Complaining about the prices of textbooks in a school’s bookstore is like saying the university’s food isn’t as good as your mom’s. It’s a problem so obvious that it’s now simply standard for any college. Of course, it’s not as if UR’s bookstore prices are just blatant highway robbery — the store does what it has to make profits against a tough business model. “The Bookstore has a mission to stock every book that is requested for courses,”Maria Ferrante, the bookstore manager said, “including obscure foreign language titles or custom books. Online retailers are able to pick and choose what they order based on the pricing they can get—We also give a percentage of each transaction back to the school.”

 The bookstore does at least offer some shortcuts — used books can be a bargain, and select digital textbooks can be up to 50 percent cheaper than the cost of a physical textbook — and students trying to control their budget are probably well-versed in scouting elsewhere for cheaper books anyway. But it still takes great effort for a student to make his or her textbook costs less than devastating.
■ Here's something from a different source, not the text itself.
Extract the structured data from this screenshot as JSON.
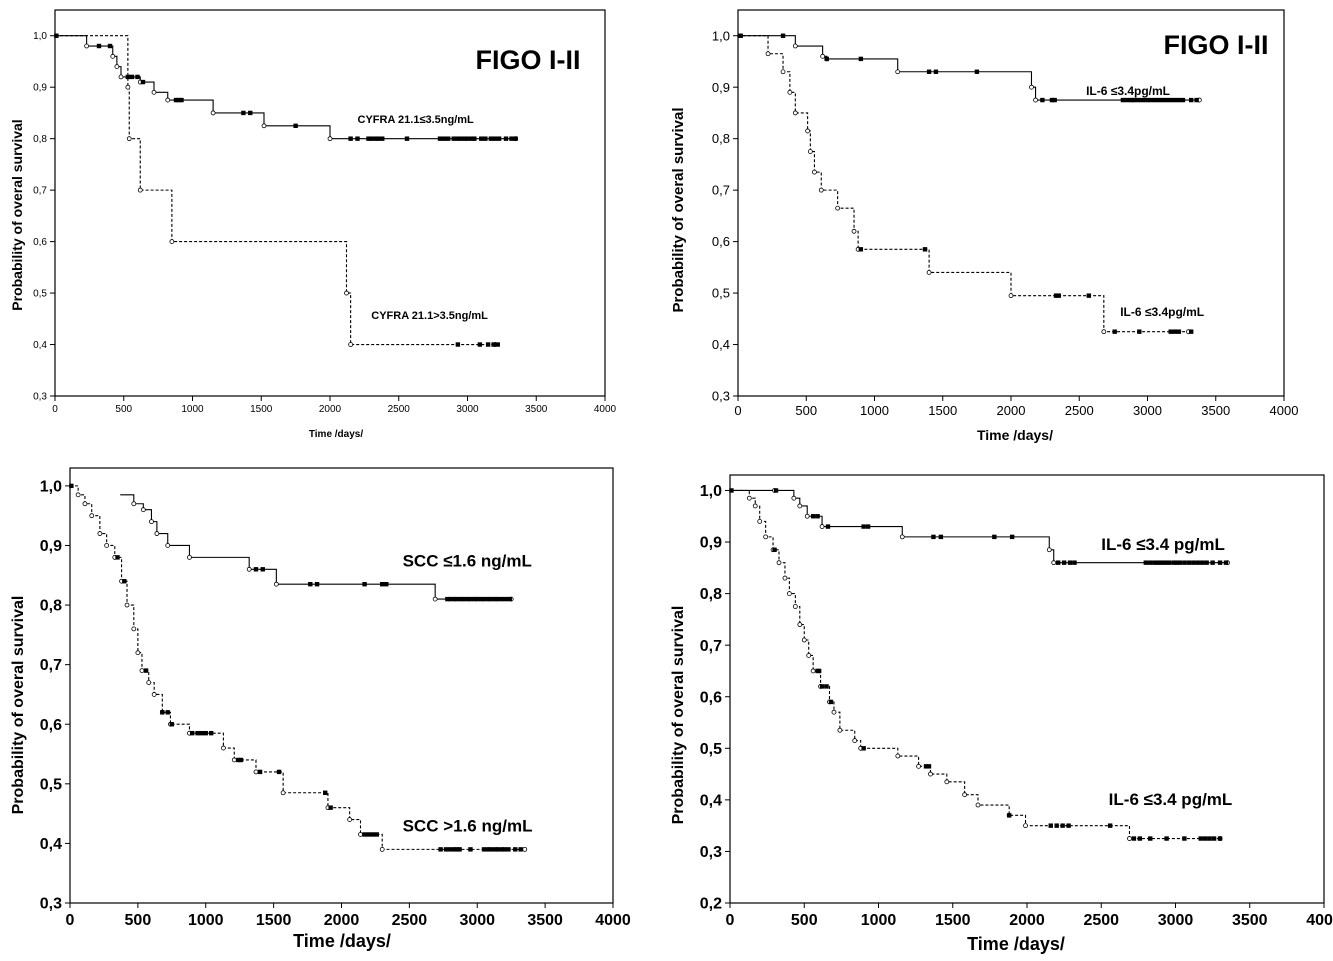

What could really help curb this common issue is a greater effort from the bookstore to increase digital textbook inventory, and a greater effort from professors to cut textbook requirements to the essentials.

 Many textbooks are centerpieces for a course’s curriculum — so there’s not much to be done about a math textbook that will be used all year or a novel that must be read in its entirety. But what about books that will have spottier uses, such as books with only several relevant passages or big anthologies of essays, poems or short stories? Making texts freely available to students only skirts tricky issues of copyright infringement, but it is of course very common for professors to put a myriad of important essays and excerpts on Blackboard for students to access. Even providing Internet links where these texts are already available would be just as helpful.

 Meanwhile, digital textbooks could revolutionize the headache of textbook hunting and gathering. This year, the Bookstore had about 130 digital textbooks available — a nice start, but definitely nothing to settle on. As much as we at the Campus Times advocate print media, digital textbooks are a great path to follow — they would save tremendous amounts of money and space.

 If these two suggestions are followed through over the next few years, college textbooks could finally lose their long-accepted status as a large investment.